Track 9 …Ready for It? – Taylor
TAYLOR
Clang! Clang! Clangggg!
Those annoying sounds echoed from the kitchen for the umpteenth time tonight.
Assuming they were coming from some faulty pipes, I rolled over in my bed and groaned. Then I grabbed my phone to check the time.
2 a.m.
Annoyed, I opened my text messages and immediately wished I hadn’t.
Nick (Agent)
Hey, I know you’re starting the writing thing this week, but call me whenever you grab breakfast.
I need to clarify a few things before talking to Fox Sports Live in the afternoon.
Stacey
Are you sure you HAVE to stay on campus? Why not a hotel nearby? (Or maybe ask them if I can stay on campus, too…) xoxo
Dr. Gautsch
Be sure to complete those finger exercises I sent you every day. They’ll help with your recovery.

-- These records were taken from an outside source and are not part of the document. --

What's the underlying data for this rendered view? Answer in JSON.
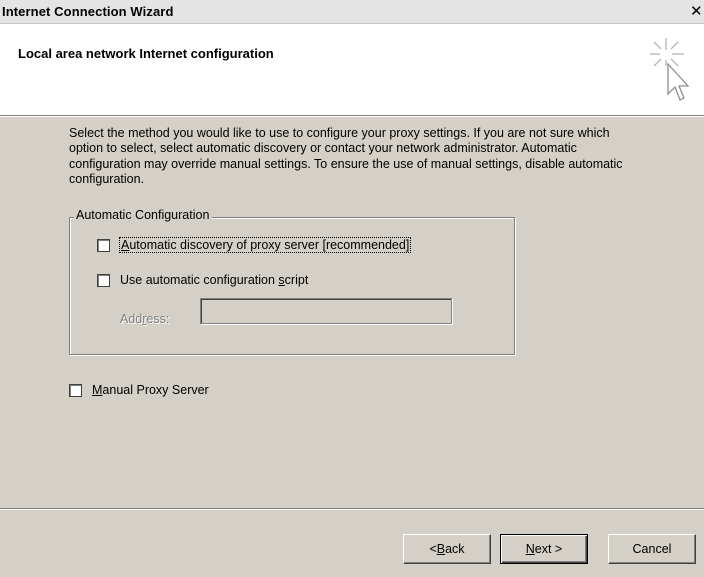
{
  "window": {
    "title": "Internet Connection Wizard",
    "close_glyph": "✕"
  },
  "header": {
    "title": "Local area network Internet configuration",
    "icon": "wizard-cursor-sparkle-icon"
  },
  "intro": {
    "text": "Select the method you would like to use to configure your proxy settings.  If you are not sure which option to select, select automatic discovery or contact your network administrator.  Automatic configuration may override manual settings.  To ensure the use of manual settings, disable automatic configuration."
  },
  "auto_config": {
    "legend": "Automatic Configuration",
    "auto_discovery": {
      "label_accel": "A",
      "label_rest": "utomatic discovery of proxy server [recommended]",
      "checked": false
    },
    "auto_script": {
      "label_pre": "Use automatic configuration ",
      "label_accel": "s",
      "label_rest": "cript",
      "checked": false
    },
    "address": {
      "label_pre": "Add",
      "label_accel": "r",
      "label_rest": "ess:",
      "value": "",
      "enabled": false
    }
  },
  "manual_proxy": {
    "label_accel": "M",
    "label_rest": "anual Proxy Server",
    "checked": false
  },
  "buttons": {
    "back_pre": "< ",
    "back_accel": "B",
    "back_rest": "ack",
    "next_accel": "N",
    "next_rest": "ext >",
    "cancel": "Cancel"
  }
}
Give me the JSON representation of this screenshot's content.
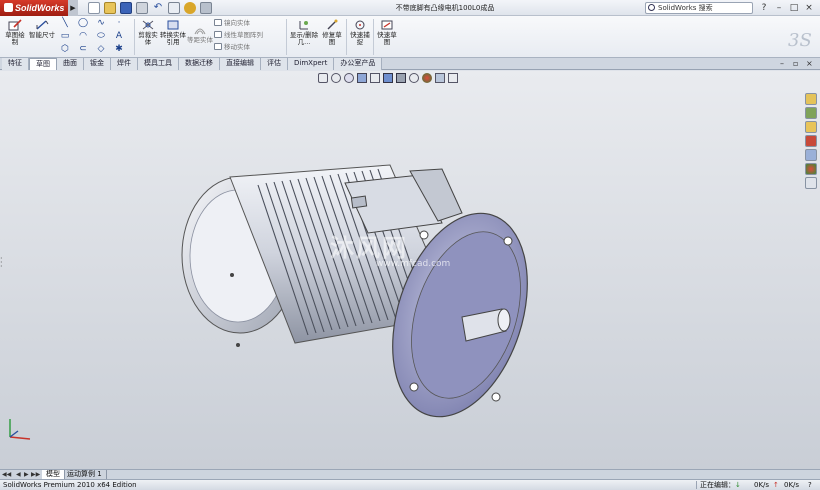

I checked to make sure my alarm was still set for 6:15 — enough time to make it to this morning’s orientation.
Shutting my eyes, I started to drift to sleep again.
Pstchhh! Ptshhhh! Ptshhh!
BAH-DOOMPH!
“Jesus.” I got out of bed and headed to the kitchen.
To my surprise, there weren’t any busted pipes.
It was Audrey.
Dressed in an oversized T-shirt and workout shorts, holding a pot high above her head, poised to drop it on the floor.
“It’s two in the fucking morning,” I said. “What the hell are you doing?”
She dropped the pot, forcing a loud clang to echo off the walls, then walked over to the table and scribbled something in her notebook.
“Audrey.” I raised my voice, and she looked over at me — removing one of her earbuds.
“May I help you with something?” she asked.
“You can stop making so much noise this early in the morning,” I said. “I didn’t think we needed to set rules for something as simple as that.”
“They sent out the first surprise essay assignment, ‘Onomatopoeia,’ that’s due this weekend,” she said. “I was just brushing up on the different ways the sounds could be described.”
I stared at her.
“I’m not making it up,” she said, picking up a few of the pots. “They sent it out at midnight — typical for the first two weeks of ‘hell’ that everyone who’s ever done this has warned about, you know?”
She bent over and picked up more of her mess, and I brushed away the dirty thoughts flooding my mind.
“Now that I’ve explained myself and alerted you to the surprise essay—”
“I knew about that damn essay,” I interrupted. “And I just pulled up ‘pans falling,’ ‘shattered glass,’ and ‘kitchen sounds’ on YouTube like a normal fucking person.”
“Oh…” Her lips fell open and her cheeks reddened.
“Exactly,” I said, stepping back. “Cut this shit out, and let’s set 7 a.m. as the time for noise in the shared parts of the suite, shall we?”
“Can we also set a rule for not walking around in nothing but briefs, too?”
I looked down, realizing that I hadn’t put on anything before coming out here.
“An oversight on my part,” I said, noticing she was still staring—her nipples standing at full attention under her thin shirt. “It won’t happen again.”
“Good.”
“Since I’m already out here, though…” I moved past her and turned on the coffee maker.
“I was about to make some for myself.”
“‘About to’ isn’t a real thing,” I said. “But if you ask me nicely, maybe I’ll consider making some for you, too.”
“I don’t trust you not to poison it.”
“You honestly think I would risk going to prison for you?”
“You might.”
“I won’t,” I said. “You like it with lots of cinnamon and caramel, right?”
“No…” She frowned. “Yes.”
I opened the cabinets, expecting to see what I saw when I was in here hours ago for dinner, but there was a long stretch of yellow tape running down the middle of the shelf. And there were labels on everything: Do not touch, Mr. Taylor’s, Miss Parker’s, Not for football players, and Not Yours.
What the… I looked over my shoulder at her.
“You have my permission to touch the cinnamon if you don’t have any.” She avoided my gaze. “But you can’t use my stevia packets. Those are expensive.”
“If you’re going to be this petty with me, we’re going to have a problem, Audrey.”
“You mean ‘another’ problem,” she said. “We had millions between us long before we came here.”
She had a point, but I didn’t feel like reminding her of her “we never knew each other” spiel from earlier.
“Fine.” I grabbed her labeled sweeteners and made the coffee without saying another word.
I carried mine to my room and downed it in one gulp. And at the thought of Audrey in that T-shirt, her nipples hardening as her eyes met mine … I took the longest cold shower of my life—and it still wasn’t fucking cold enough.